A Fórum teve acesso ao comunicado enviado por Viana aos membros da CPMI dizendo que o colega está, “eu acho, com uma sinusite fortíssima, muito indisposto e afônico”. A mensagem foi replicada nas redes sociais.
“Por motivos de saúde, não poderei comparecer à sessão desta quinta-feira, 5, da CPMI do INSS. Desde a última terça-feira, 3, apresento um quadro de sinusite e, durante a madrugada, tive febre, dores na garganta e estou afônico, o que me impede de conduzir as oitivas previstas”, escreveu.
O cancelamento da reunião acontece após a divulgação, durante a madrugada, de um arquivo com a quebra de sigilo telefônico do banqueiro Daniel Vorcaro, do Banco Master, que foi pedido pela própria CPMI.
Entre os contatos gravados no celular de Vorcaro estão o de Antônio Rueda, presidente do União Brasil, e de Davi Alcolumbre (União-AP), ambos do partido de Gaspar.
O motivo alegado pelo relator da CPMI causou ainda mais estranheza, visto que nesta quarta-feira (4), ele participou de uma entrevista coletiva, ao lado de Viana, para criticar a deccisão do ministro do Supremo Tribunal Federal (STF) Flávio Dino, que anulou o pedido de quebra de sigilo da empresária Roberta Luchsinger, que a oposição acusa de ser ligada a Fábio Luis Lula da Silva, o Lulinha.
Na declaração, Gaspar não se mostrava afônico.
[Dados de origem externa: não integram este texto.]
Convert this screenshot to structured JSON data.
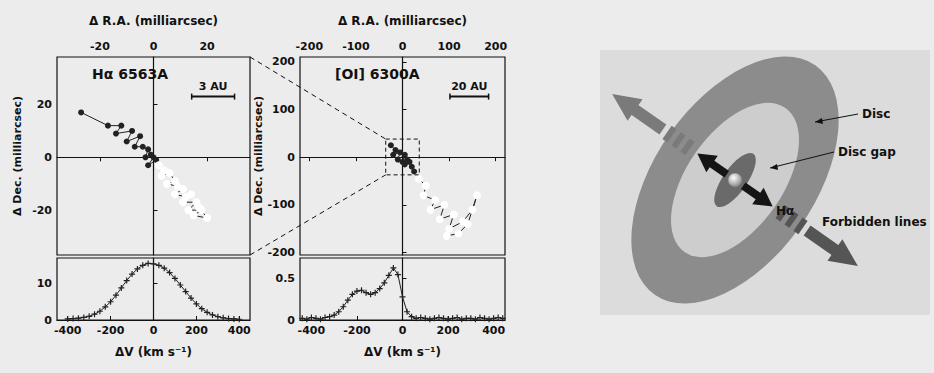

Estava prevista ainda a votação de 18 requerimentos. Entre eles, o que pede as quebras de sigilo bancário e fiscal de empresas como a J&F Participações, dos irmãos Joesley e Wesley Batista, em razão do repasse de recursos a empresa ligada a Danilo Trento, investigado por suposta participação nas fraudes contra a Previdência.
Também havia pedido de convocação do presidente da J&F, José Antonio Batista Costa, e de Fabiano Zettel, empresário e cunhado do banqueiro Daniel Vorcaro.